6. The method for preparing lentinan and lentinan polypeptide from defective lentinus edodes and lentinus edodes stems as claimed in claim 2, wherein: and 6, filtering cloth of the horizontal plate-and-frame filter press in the step 6 is 2500-mesh non-woven filtering cloth, the filtering pressure is 0.35-0.4 MPa, and the precision of the filtrate is 5 microns.

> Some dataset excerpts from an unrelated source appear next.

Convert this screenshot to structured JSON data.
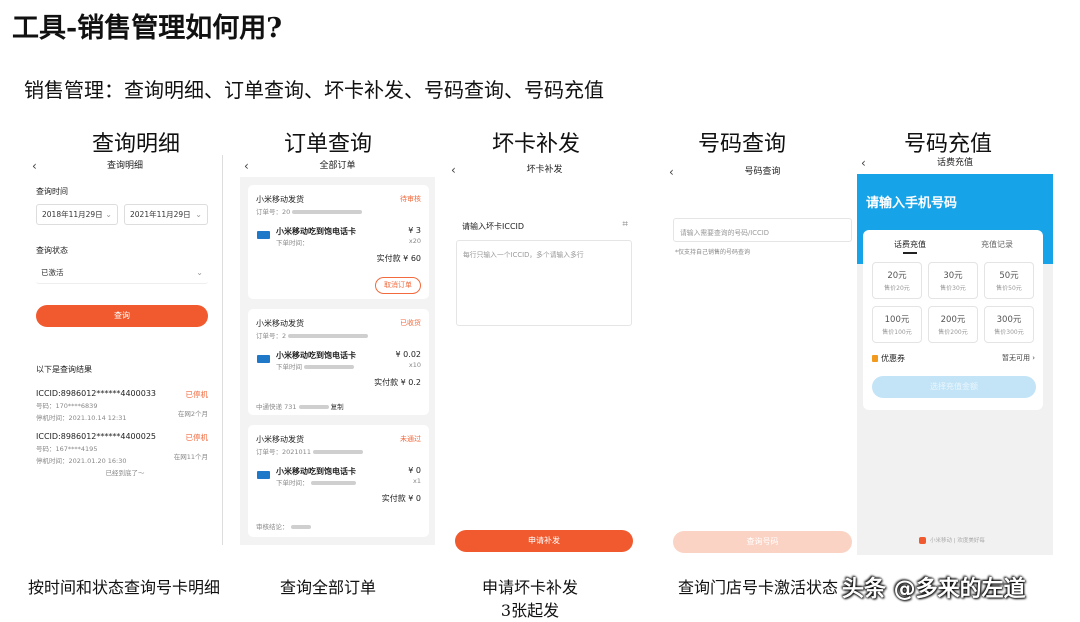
{
  "title": "工具-销售管理如何用?",
  "subtitle": "销售管理：查询明细、订单查询、坏卡补发、号码查询、号码充值",
  "sections": {
    "s1": "查询明细",
    "s2": "订单查询",
    "s3": "坏卡补发",
    "s4": "号码查询",
    "s5": "号码充值"
  },
  "captions": {
    "c1": "按时间和状态查询号卡明细",
    "c2": "查询全部订单",
    "c3a": "申请坏卡补发",
    "c3b": "3张起发",
    "c4": "查询门店号卡激活状态"
  },
  "watermark": "头条 @多来的左道",
  "p1": {
    "header": "查询明细",
    "time_label": "查询时间",
    "date_from": "2018年11月29日",
    "date_to": "2021年11月29日",
    "status_label": "查询状态",
    "status_value": "已激活",
    "query_btn": "查询",
    "results_label": "以下是查询结果",
    "results": [
      {
        "iccid": "ICCID:8986012******4400033",
        "status": "已停机",
        "number": "号码：170****6839",
        "time": "停机时间：2021.10.14 12:31",
        "net": "在网2个月"
      },
      {
        "iccid": "ICCID:8986012******4400025",
        "status": "已停机",
        "number": "号码：167****4195",
        "time": "停机时间：2021.01.20 16:30",
        "net": "在网11个月"
      }
    ],
    "end_text": "已经到底了～"
  },
  "p2": {
    "header": "全部订单",
    "orders": [
      {
        "name": "小米移动发货",
        "status": "待审核",
        "order_no": "订单号：20",
        "product": "小米移动吃到饱电话卡",
        "order_time": "下单时间：",
        "price": "¥ 3",
        "qty": "x20",
        "paid": "实付款 ¥ 60",
        "cancel": "取消订单"
      },
      {
        "name": "小米移动发货",
        "status": "已收货",
        "order_no": "订单号：2",
        "product": "小米移动吃到饱电话卡",
        "order_time": "下单时间",
        "price": "¥ 0.02",
        "qty": "x10",
        "paid": "实付款 ¥ 0.2",
        "express": "中通快递 731",
        "copy": "复制"
      },
      {
        "name": "小米移动发货",
        "status": "未通过",
        "order_no": "订单号：2021011",
        "product": "小米移动吃到饱电话卡",
        "order_time": "下单时间：",
        "price": "¥ 0",
        "qty": "x1",
        "paid": "实付款 ¥ 0",
        "review": "审核结论："
      }
    ]
  },
  "p3": {
    "header": "坏卡补发",
    "input_label": "请输入坏卡ICCID",
    "placeholder": "每行只输入一个ICCID，多个请输入多行",
    "submit": "申请补发"
  },
  "p4": {
    "header": "号码查询",
    "placeholder": "请输入需要查询的号码/ICCID",
    "hint": "*仅支持自己销售的号码查询",
    "submit": "查询号码"
  },
  "p5": {
    "header": "话费充值",
    "banner": "请输入手机号码",
    "tab_active": "话费充值",
    "tab_other": "充值记录",
    "tiles": [
      {
        "amount": "20元",
        "price": "售价20元"
      },
      {
        "amount": "30元",
        "price": "售价30元"
      },
      {
        "amount": "50元",
        "price": "售价50元"
      },
      {
        "amount": "100元",
        "price": "售价100元"
      },
      {
        "amount": "200元",
        "price": "售价200元"
      },
      {
        "amount": "300元",
        "price": "售价300元"
      }
    ],
    "coupon_label": "优惠券",
    "coupon_value": "暂无可用",
    "pay_btn": "选择充值金额",
    "footer": "小米移动 | 欢度美好每"
  },
  "colors": {
    "accent": "#f15a2e",
    "banner": "#17a3e8"
  }
}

7. The method for preparing lentinan and lentinan polypeptide from defective lentinus edodes and lentinus edodes stems as claimed in claim 2, wherein: and (7) after the peptide rod filter is used in the step 7, cleaning the peptide rod filter by purified water.

8. The method for preparing lentinan and lentinan polypeptide from defective lentinus edodes and lentinus edodes stems as claimed in claim 2, wherein: in the step 10, the air inlet temperature of the pressure type spray drying tower is 180-190 ℃, and the temperature in the tower is as follows: the exhaust temperature is 90-100 ℃, and is as follows: 80-90 ℃.

9. The method for preparing lentinan and lentinan polypeptide from defective lentinus edodes and lentinus edodes stems as claimed in claim 2, wherein: the air inlet temperature of the pressure type spray drying tower in the step 12 is 160-170 ℃, and the temperature in the tower is as follows: 80-90 ℃, and the air exhaust temperature is as follows: 70-80 ℃.